The Knight in Disguise

By Vachel Lindsay

Is this Sir Philip Sidney, this loud clown,

The darling of the glad and gaping town?

This is that dubious hero of the press

Whose slangy tongue and insolent address

Were spiced to rouse on Sunday afternoon

The man with yellow journals round him strewn.

We laughed and dozed, then roused and read again,

And vowed O. Henry funniest of men.

He always worked a triple-hinged surprise

To end the scene and make one rub his eyes.

He comes with vaudeville, with stare and leer.

He comes with megaphone and specious cheer.

His troupe, too fat or short or long or lean,

Step from the pages of the magazine

With slapstick or sombrero or with cane:

The rube, the cowboy or the masher vain.

They over-act each part. But at the height

Of banter and of canter and delight

The masks fall off for one queer instant there

And show real faces: faces full of care

And desperate longing: love that's hot or cold;

And subtle thoughts, and countenances bold.

The masks go back.‘ Tis one more joke.
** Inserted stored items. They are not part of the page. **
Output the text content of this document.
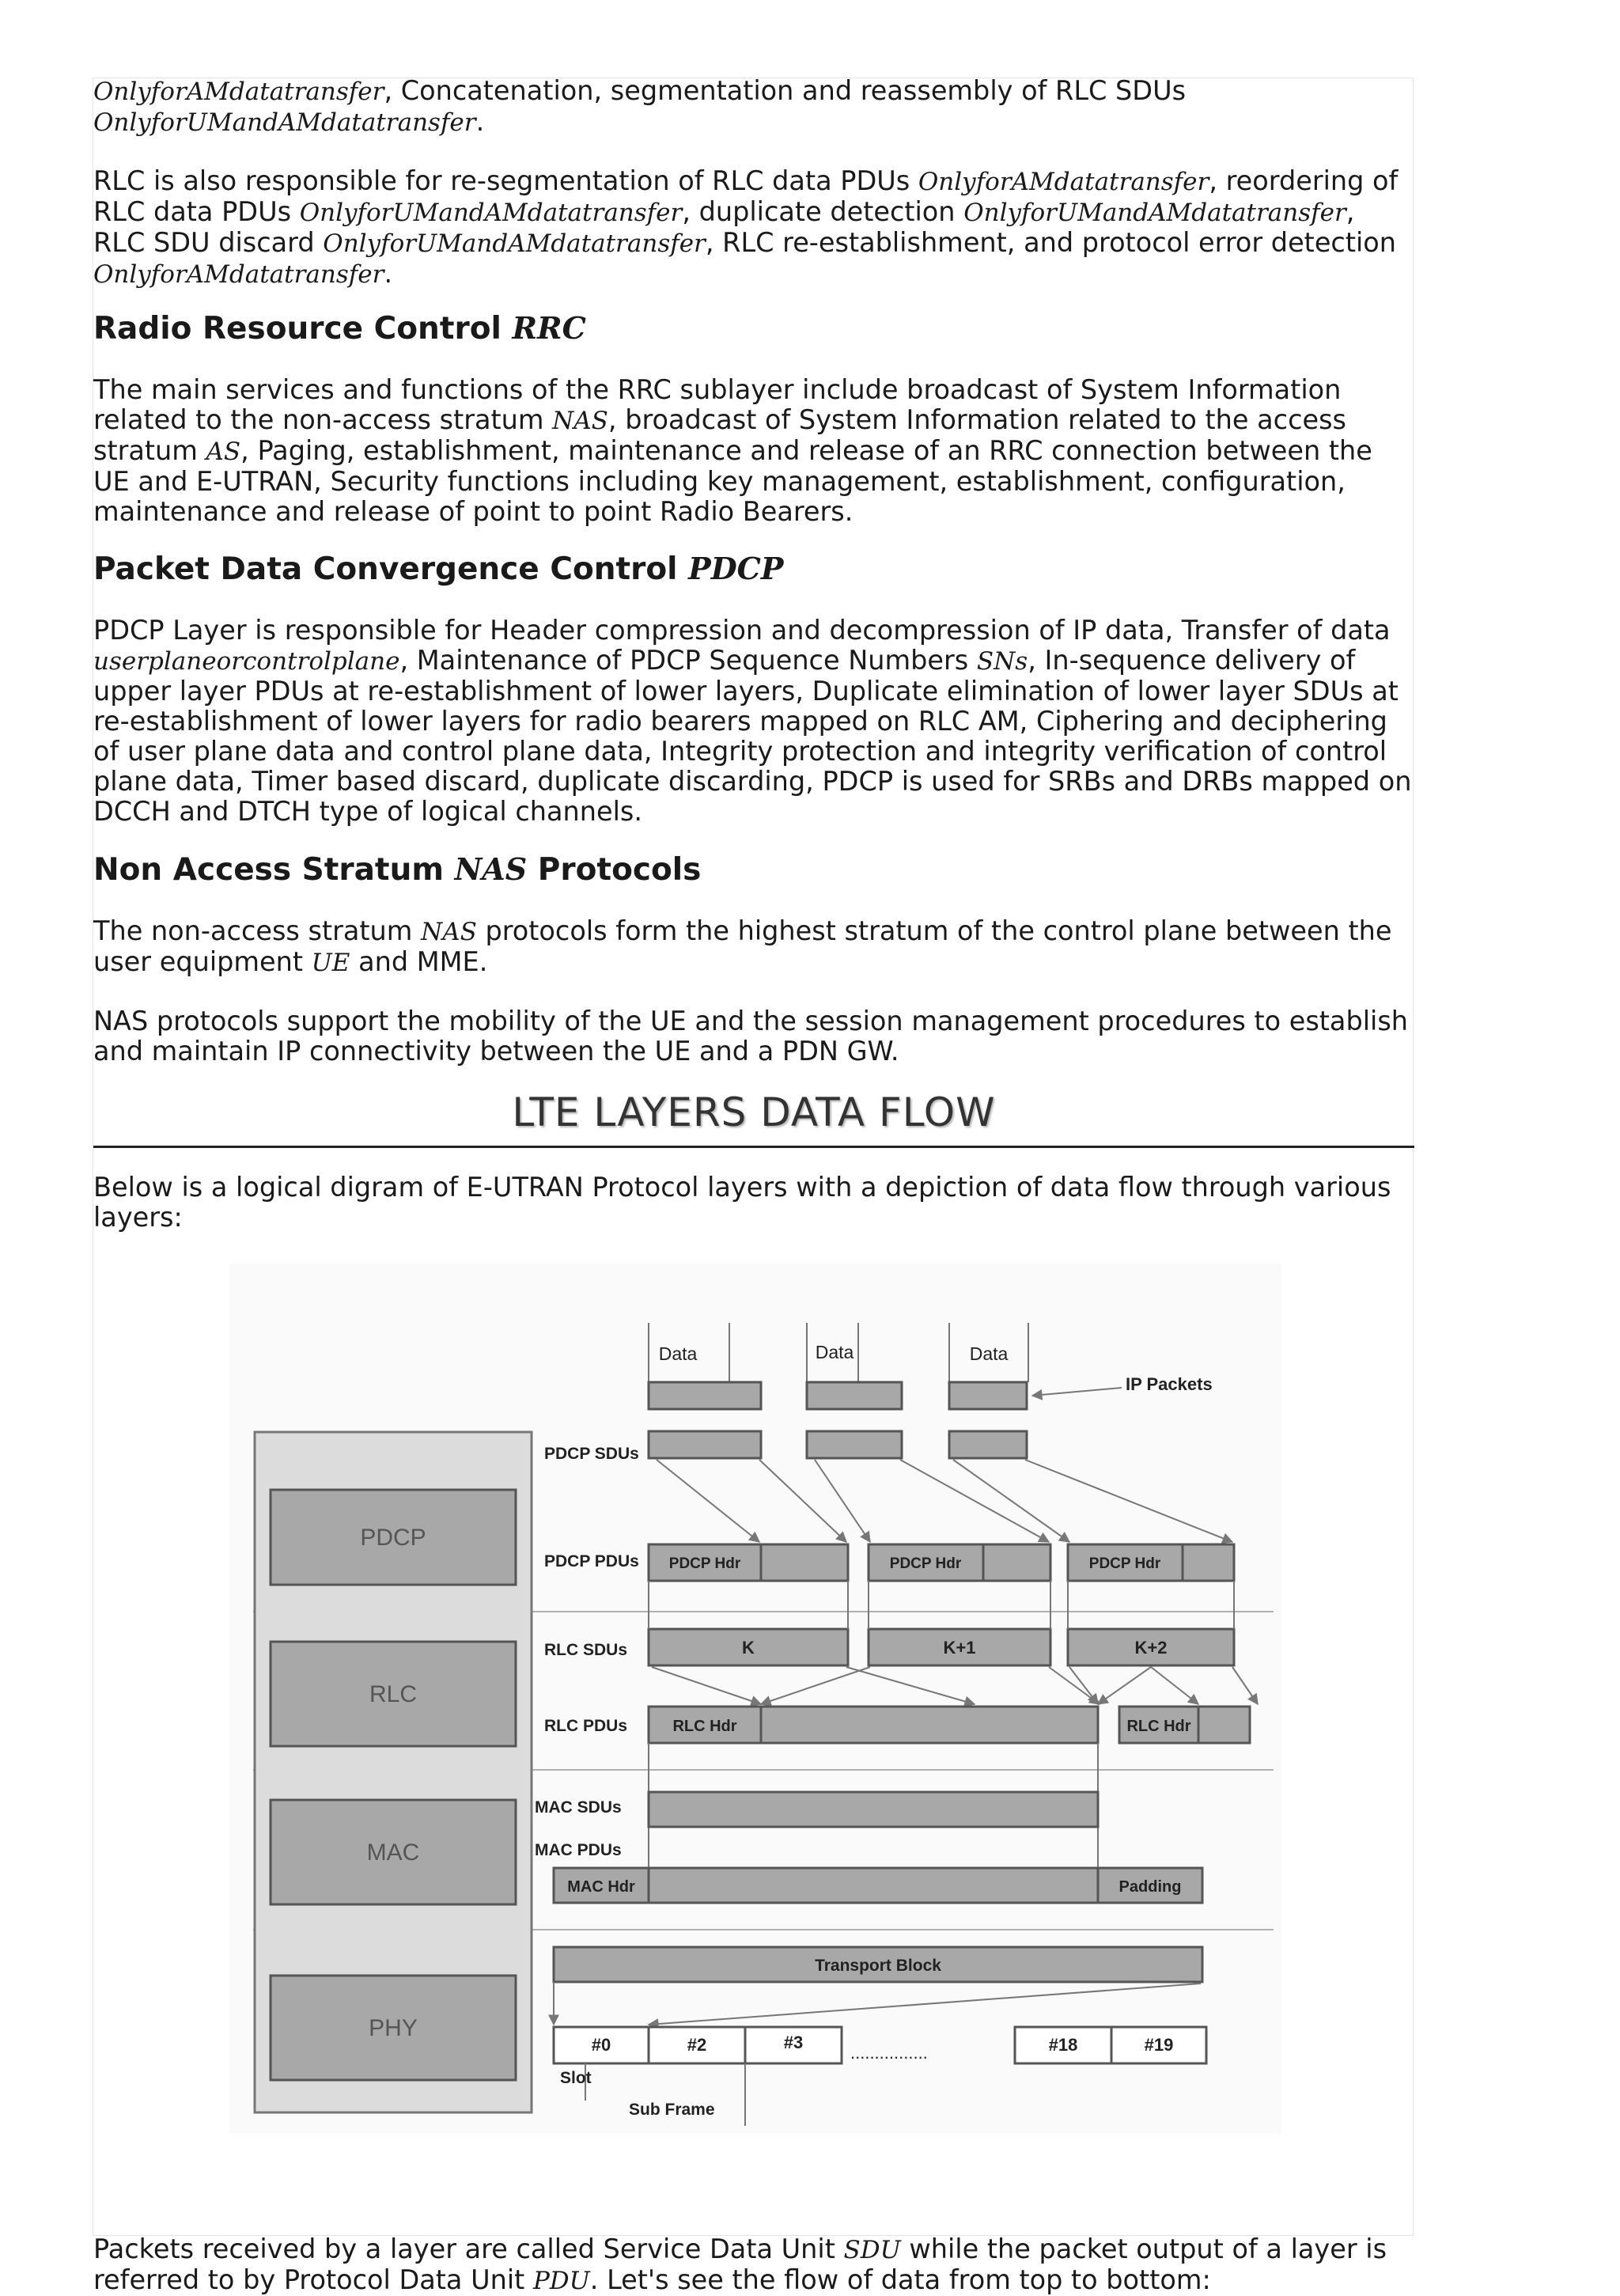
OnlyforAMdatatransfer, Concatenation, segmentation and reassembly of RLC SDUs
OnlyforUMandAMdatatransfer.

RLC is also responsible for re-segmentation of RLC data PDUs OnlyforAMdatatransfer, reordering of RLC data PDUs OnlyforUMandAMdatatransfer, duplicate detection OnlyforUMandAMdatatransfer, RLC SDU discard OnlyforUMandAMdatatransfer, RLC re-establishment, and protocol error detection OnlyforAMdatatransfer.

Radio Resource Control RRC

The main services and functions of the RRC sublayer include broadcast of System Information related to the non-access stratum NAS, broadcast of System Information related to the access stratum AS, Paging, establishment, maintenance and release of an RRC connection between the UE and E-UTRAN, Security functions including key management, establishment, configuration, maintenance and release of point to point Radio Bearers.

Packet Data Convergence Control PDCP

PDCP Layer is responsible for Header compression and decompression of IP data, Transfer of data userplaneorcontrolplane, Maintenance of PDCP Sequence Numbers SNs, In-sequence delivery of upper layer PDUs at re-establishment of lower layers, Duplicate elimination of lower layer SDUs at re-establishment of lower layers for radio bearers mapped on RLC AM, Ciphering and deciphering of user plane data and control plane data, Integrity protection and integrity verification of control plane data, Timer based discard, duplicate discarding, PDCP is used for SRBs and DRBs mapped on DCCH and DTCH type of logical channels.

Non Access Stratum NAS Protocols

The non-access stratum NAS protocols form the highest stratum of the control plane between the user equipment UE and MME.

NAS protocols support the mobility of the UE and the session management procedures to establish and maintain IP connectivity between the UE and a PDN GW.

LTE LAYERS DATA FLOW

Below is a logical digram of E-UTRAN Protocol layers with a depiction of data flow through various layers:

Packets received by a layer are called Service Data Unit SDU while the packet output of a layer is referred to by Protocol Data Unit PDU. Let's see the flow of data from top to bottom:

PDCP
RLC
MAC
PHY
PDCP SDUs
PDCP PDUs
RLC SDUs
RLC PDUs
MAC SDUs
MAC PDUs
Data	Data	Data
IP Packets
PDCP Hdr	PDCP Hdr	PDCP Hdr
K	K+1	K+2
RLC Hdr	RLC Hdr
MAC Hdr	Padding
Transport Block
#0	#2	#3	#18	#19
................
Slot
Sub Frame
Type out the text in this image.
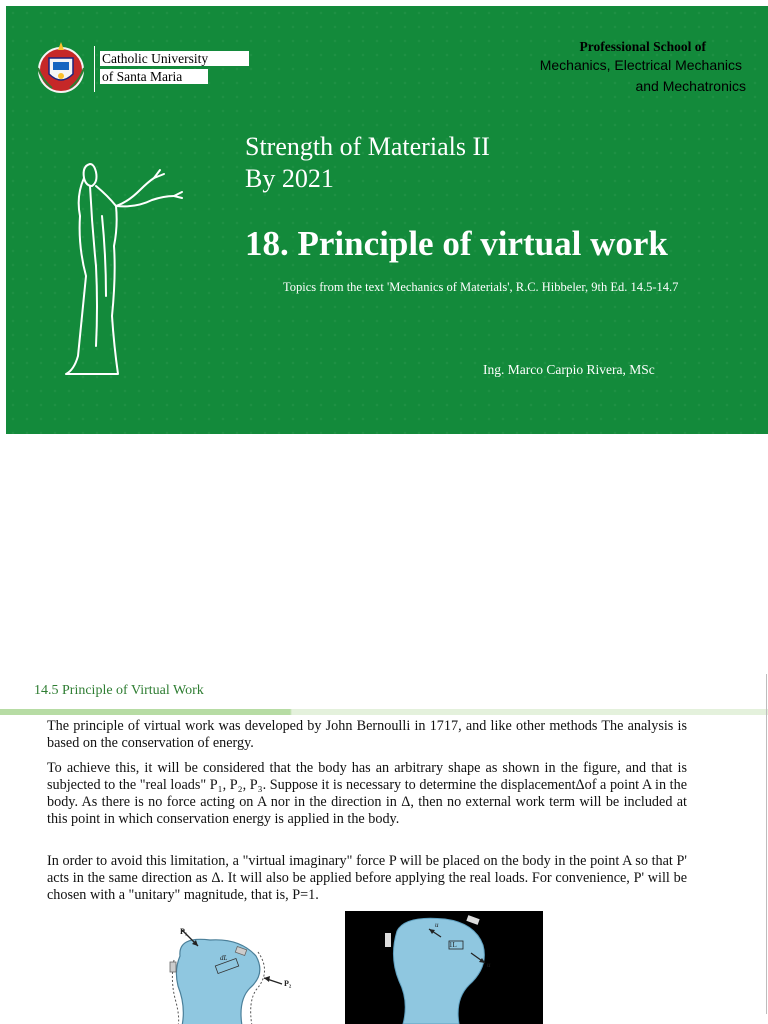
Catholic University
of Santa Maria
Professional School of
Mechanics, Electrical Mechanics
and Mechatronics
Strength of Materials II
By 2021
18. Principle of virtual work
Topics from the text 'Mechanics of Materials', R.C. Hibbeler, 9th Ed. 14.5-14.7
Ing. Marco Carpio Rivera, MSc
14.5 Principle of Virtual Work

The principle of virtual work was developed by John Bernoulli in 1717, and like other methods The analysis is based on the conservation of energy.

To achieve this, it will be considered that the body has an arbitrary shape as shown in the figure, and that is subjected to the "real loads" P₁, P₂, P₃. Suppose it is necessary to determine the displacementΔof a point A in the body. As there is no force acting on A nor in the direction in Δ, then no external work term will be included at this point in which conservation energy is applied in the body.

In order to avoid this limitation, a "virtual imaginary" force P will be placed on the body in the point A so that P' acts in the same direction as Δ. It will also be applied before applying the real loads. For convenience, P' will be chosen with a "unitary" magnitude, that is, P=1.

P₁
P₂
dL
1L
u
u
Laugh on!

The goodly grown-up company is gone.

No doubt had he occasion to address

The brilliant court of purple-clad Queen Bess,

He would have wrought for them the best he knew

And led more loftily his actor-crew.

How coolly he misquoted.‘ Twas his art —

Slave-scholar, who misquoted — from the heart.

So when we slapped his back with friendly roar

Aesop awaited him without the door,—

Aesop the Greek, who made dull masters laugh

With little tales of FOX and DOG and CALF.

And be it said, mid these his pranks so odd

With something nigh to chivalry he trod

And oft the drear and driven would defend —

The little shopgirls’ knight unto the end.

Yea, he had passed, ere we could understand

The blade of Sidney glimmered in his hand.

Yea, ere we knew, Sir Philip's sword was drawn

With valiant cut and thrust, and he was gone.